Are we lovers or liars?? and Hope Winter beautiful voice.
Are we lovers or are we liars?
(Written in 1993)
Once we believed in rainbows, once we made the wishing well wishes.
I remember a September Fall day in 1978, the prettiest girl I ever seen. Came to me and she told me, hello Johnnie, hello laughing American. I have been looking for you.
I looked in the eyes of river blue and I asked her. You have found me and what will you do with me now? She smiled and she took my hands. She whispered. We must find out my loco American.
Love is a ocean storm, I learned. Youth and the Irish whiskey make us believe in the miracle of love. You were my Fall happiness, my Winter joy and my Spring blessing.

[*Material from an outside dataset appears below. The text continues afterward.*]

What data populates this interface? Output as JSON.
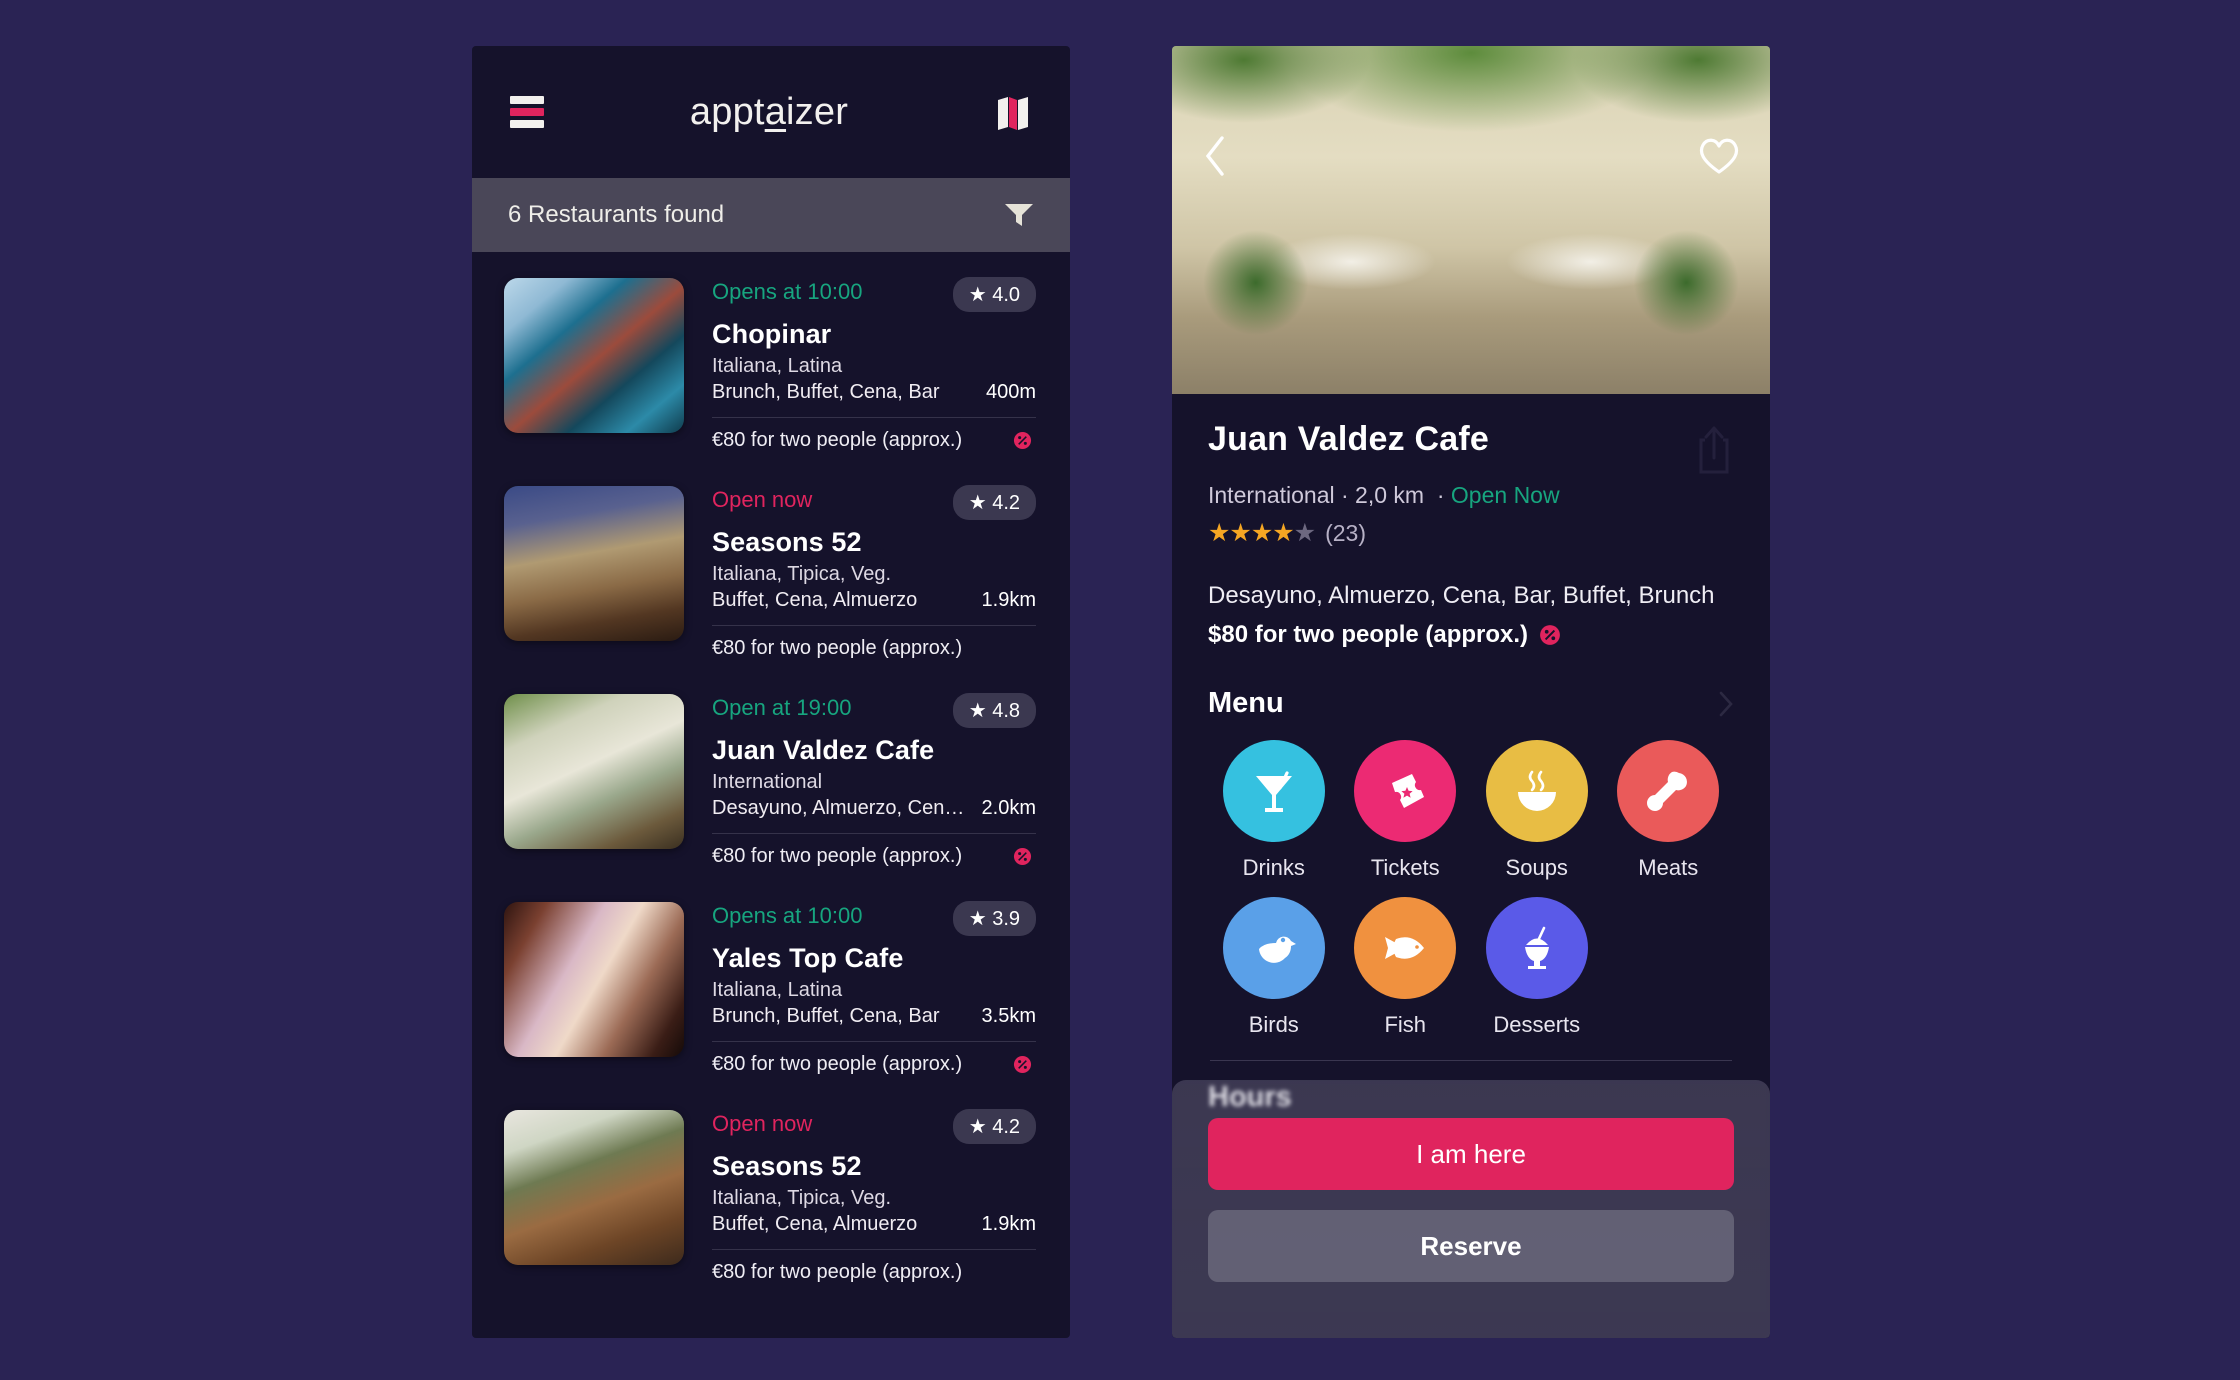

War, life and separation killed our utopia of locked doors, cigarettes and our sweet songs. I allowed you to escape and I broke my own heart.
I remember I told you. I will love you for, forever and a day. But I didn’t know forever and a day, wasn’t enough.

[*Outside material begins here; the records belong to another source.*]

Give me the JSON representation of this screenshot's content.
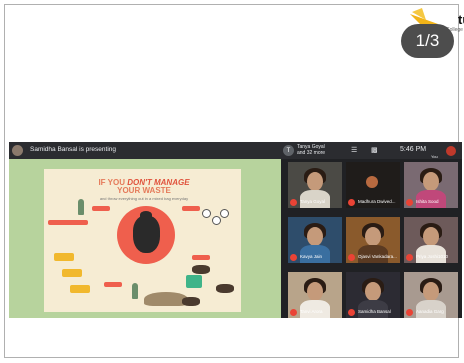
{
  "page_counter": "1/3",
  "brand": {
    "text": "tus",
    "subtext": "College"
  },
  "meet": {
    "presenter_text": "Samidha Bansal is presenting",
    "people_line1": "Tanya Goyal",
    "people_line2": "and 32 more",
    "time": "5:46 PM",
    "self_label": "You"
  },
  "slide": {
    "title_prefix": "IF YOU ",
    "title_emphasis": "DON'T MANAGE",
    "title_line2": "YOUR WASTE",
    "subtitle": "and throw everything out in a mixed bag everyday"
  },
  "participants": [
    {
      "name": "Tanya Goyal"
    },
    {
      "name": "Madhura Dwived..."
    },
    {
      "name": "Ishita Sood"
    },
    {
      "name": "Kavya Jain"
    },
    {
      "name": "Ojasvi Vankadara..."
    },
    {
      "name": "Priya Joshi1010"
    },
    {
      "name": "Tanvi Arora"
    },
    {
      "name": "Samidha Bansal"
    },
    {
      "name": "Aanadia Garg"
    }
  ],
  "colors": {
    "meet_bg": "#202124",
    "slide_bg": "#b7d39d",
    "poster_bg": "#f6ecd3",
    "accent_red": "#ef5f4d",
    "mic_muted": "#ea4335"
  },
  "icons": [
    "people-icon",
    "chat-icon",
    "activities-icon",
    "mic-off-icon"
  ]
}
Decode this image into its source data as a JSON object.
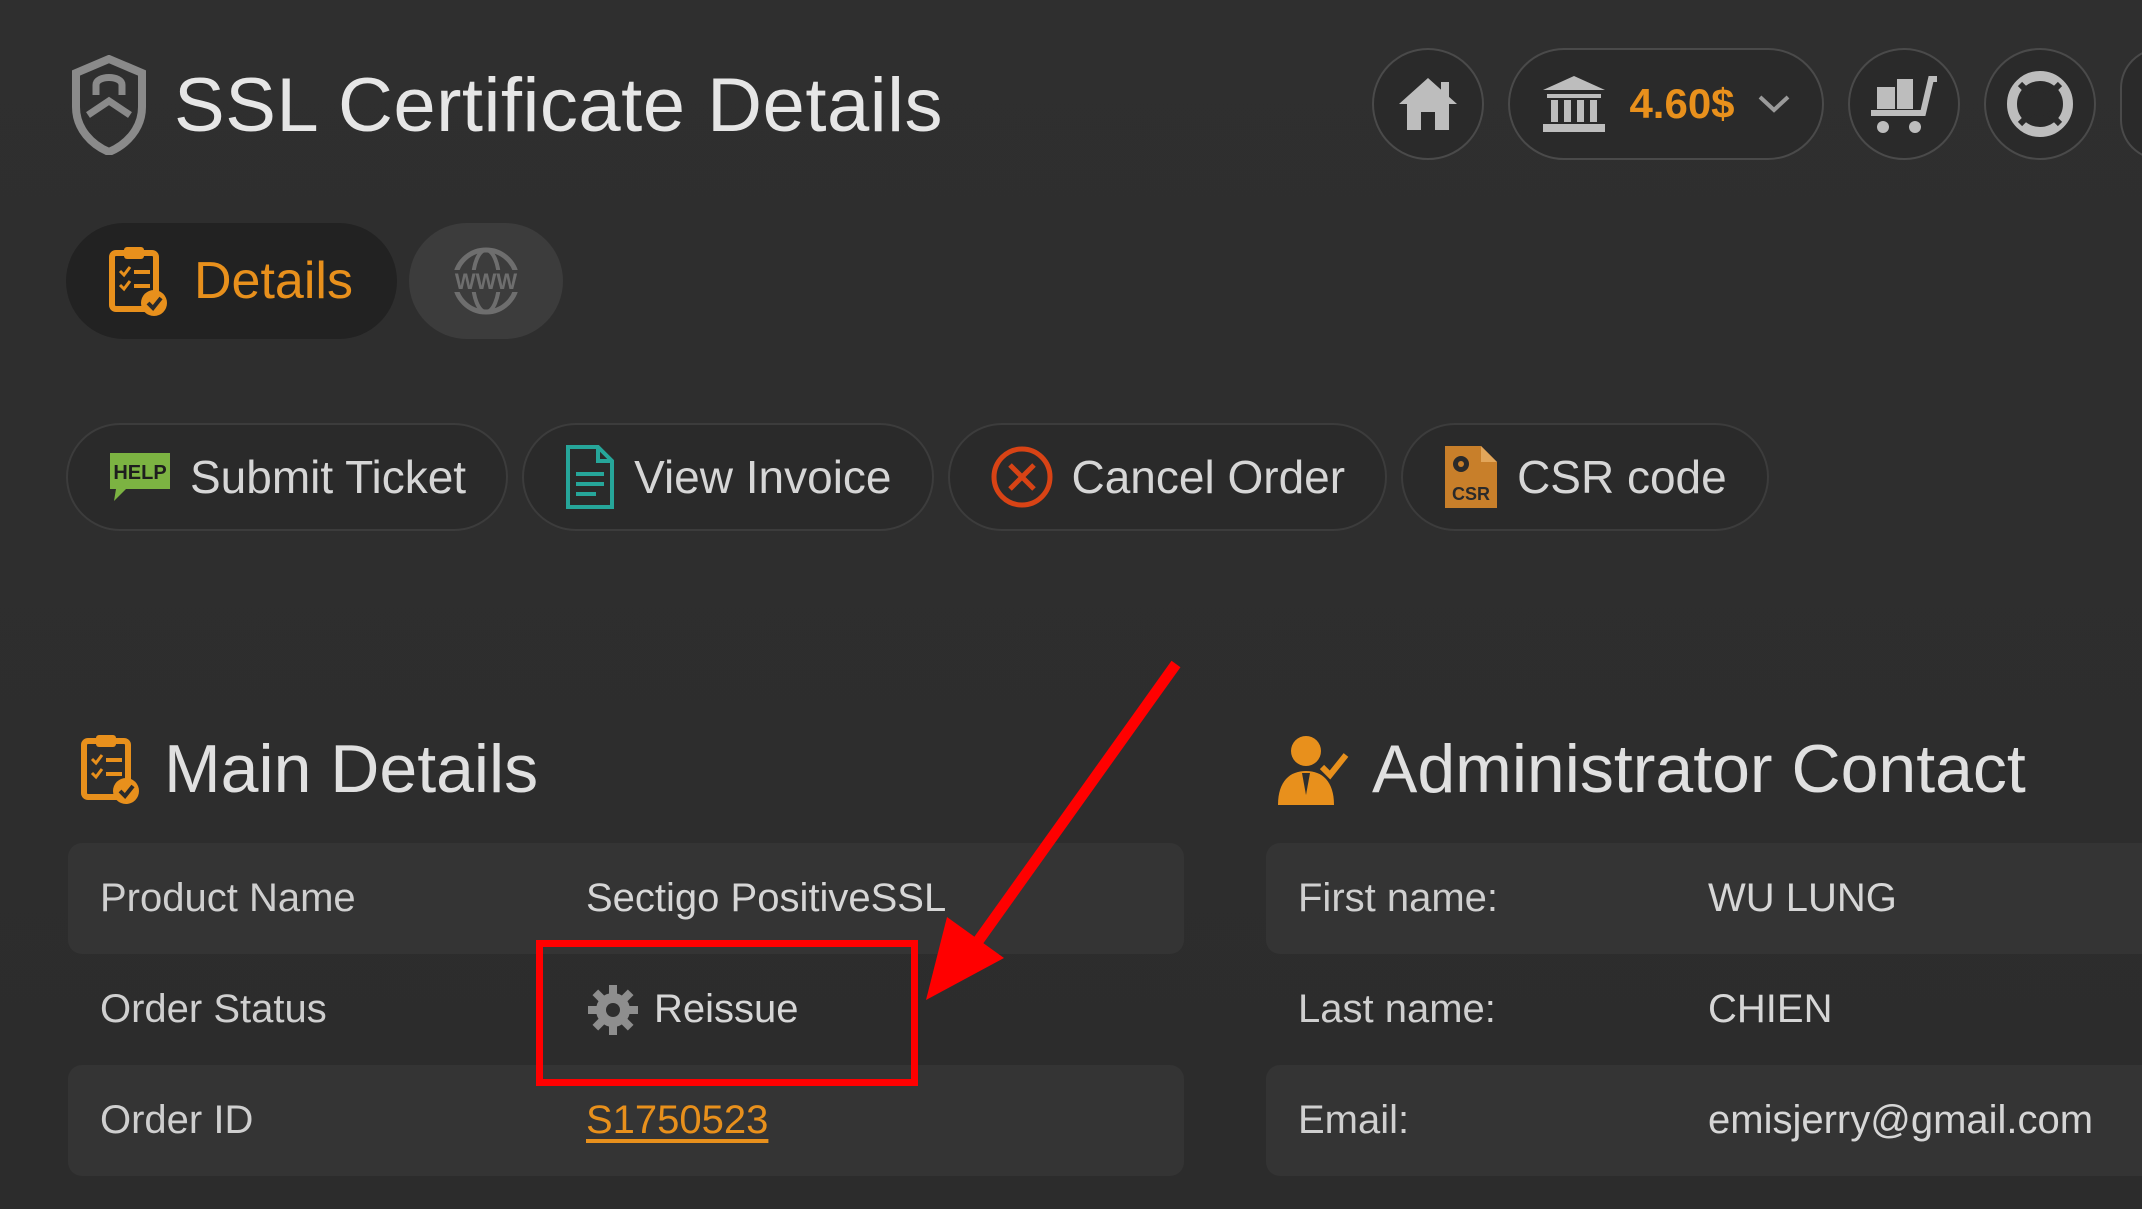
{
  "header": {
    "title": "SSL Certificate Details",
    "balance": "4.60$",
    "icons": [
      "shield-lock-icon",
      "home-icon",
      "bank-icon",
      "chevron-down-icon",
      "cart-icon",
      "lifebuoy-icon"
    ]
  },
  "tabs": [
    {
      "label": "Details",
      "icon": "clipboard-check-icon",
      "active": true
    },
    {
      "label": "",
      "icon": "www-globe-icon",
      "active": false
    }
  ],
  "actions": [
    {
      "label": "Submit Ticket",
      "icon": "help-icon"
    },
    {
      "label": "View Invoice",
      "icon": "document-icon"
    },
    {
      "label": "Cancel Order",
      "icon": "cancel-circle-icon"
    },
    {
      "label": "CSR code",
      "icon": "csr-file-icon"
    }
  ],
  "main_details": {
    "title": "Main Details",
    "rows": [
      {
        "key": "Product Name",
        "value": "Sectigo PositiveSSL"
      },
      {
        "key": "Order Status",
        "value": "Reissue"
      },
      {
        "key": "Order ID",
        "value": "S1750523"
      }
    ]
  },
  "admin_contact": {
    "title": "Administrator Contact",
    "rows": [
      {
        "key": "First name:",
        "value": "WU LUNG"
      },
      {
        "key": "Last name:",
        "value": "CHIEN"
      },
      {
        "key": "Email:",
        "value": "emisjerry@gmail.com"
      }
    ]
  },
  "colors": {
    "accent": "#e8901c",
    "background": "#2e2e2e",
    "annotation": "#ff0000",
    "help_green": "#7cb342",
    "invoice_teal": "#26a69a",
    "cancel_red": "#d84315"
  }
}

Now I drink the whiskey in the morning, the whiskey had blinded me the memory of your blue eyes. I drink the tequila at noon trying to forget how beautiful you were. In the night, I drink the gin, the gin steal away the memories of our many nights of holding and loving each other.
I don’t speak the love words, no-more. Forever had become a dirty words. I asked the midnight moon, were we lovers or liars?

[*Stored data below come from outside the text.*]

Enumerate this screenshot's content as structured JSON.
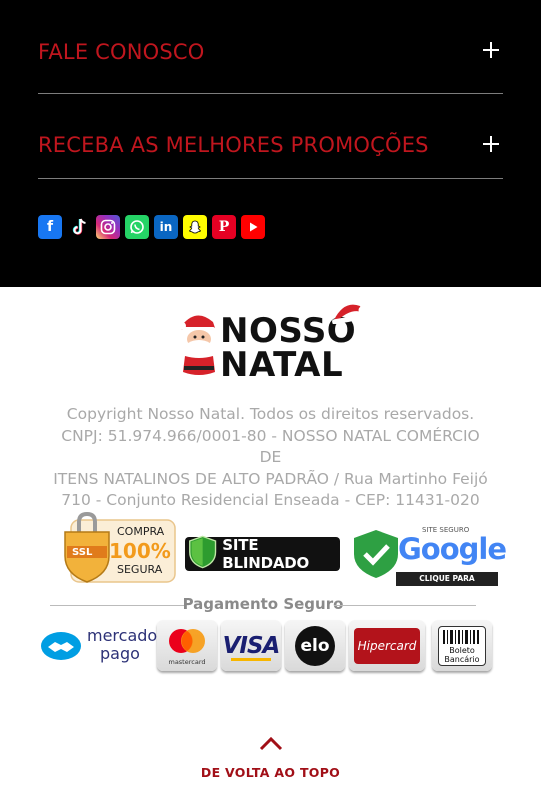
{
  "footer": {
    "accordions": [
      {
        "label": "FALE CONOSCO"
      },
      {
        "label": "RECEBA AS MELHORES PROMOÇÕES"
      }
    ],
    "social": [
      {
        "name": "facebook-icon",
        "color": "#1877f2"
      },
      {
        "name": "tiktok-icon",
        "color": "#000000"
      },
      {
        "name": "instagram-icon",
        "color": "#c13584"
      },
      {
        "name": "whatsapp-icon",
        "color": "#25d366"
      },
      {
        "name": "linkedin-icon",
        "color": "#0a66c2"
      },
      {
        "name": "snapchat-icon",
        "color": "#fffc00"
      },
      {
        "name": "pinterest-icon",
        "color": "#e60023"
      },
      {
        "name": "youtube-icon",
        "color": "#ff0000"
      }
    ],
    "accent_color": "#c0161e"
  },
  "brand": {
    "logo_line1": "NOSSO",
    "logo_line2": "NATAL"
  },
  "legal": {
    "line1": "Copyright Nosso Natal. Todos os direitos reservados.",
    "line2": "CNPJ: 51.974.966/0001-80 - NOSSO NATAL COMÉRCIO DE",
    "line3": "ITENS NATALINOS DE ALTO PADRÃO / Rua Martinho Feijó",
    "line4": "710 - Conjunto Residencial Enseada - CEP: 11431-020"
  },
  "security_badges": {
    "ssl": {
      "line1": "COMPRA",
      "line2": "100%",
      "line3": "SEGURA",
      "tag": "SSL"
    },
    "blindado": {
      "label": "SITE BLINDADO"
    },
    "google": {
      "small": "SITE SEGURO",
      "brand": "Google",
      "cta": "CLIQUE PARA VERIFICAR"
    }
  },
  "payment": {
    "title": "Pagamento Seguro",
    "mercado_pago": {
      "line1": "mercado",
      "line2": "pago"
    },
    "cards": [
      {
        "name": "mastercard",
        "label": "mastercard"
      },
      {
        "name": "visa",
        "label": "VISA"
      },
      {
        "name": "elo",
        "label": "elo"
      },
      {
        "name": "hipercard",
        "label": "Hipercard"
      },
      {
        "name": "boleto",
        "label1": "Boleto",
        "label2": "Bancário"
      }
    ]
  },
  "back_to_top": {
    "label": "DE VOLTA AO TOPO"
  }
}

Now I sit alone in the dark taverns, listening to the sad jazz where men and women want little, don’t believe in much. Just strangers trying to drown in the whiskey, rum, vodka and the gin. Trying to kill the faces of people lost in time.
I called her at 3 am when the whiskey isn’t strong enough and I tell her. I still love you and I miss you. I speak the words like she was a just a dream, just myth and tale in a life going to hell.
She whispered, please Johnnie, quit drinking, please write and remember I love you still. You loved your USA and I was a German girl. We were not brave enough to stop the big sea to separate us. I told her. Good to talk to you my love and I am sorry I called you at 3 am. She laughed and she whispered. Please call me when you feel alone, you are my 3 am friend.
I hung the phone up and I told the moon and the stars. I don’t need you no-more, I have learn to need nothing.
I told the raising sun, Forever can be a few moments in a life. But damn the memories, damn the haunting dreams of us. How do you forget the perfect days? How do you forget beautiful faces and the most wonderful days?
I asked the pretty bartender, are we lovers or liars. She smiled and she took my hands. She kissed them and she whispered to me. Dark poet, love be sweet, love be damned. Most of us are liars my friend.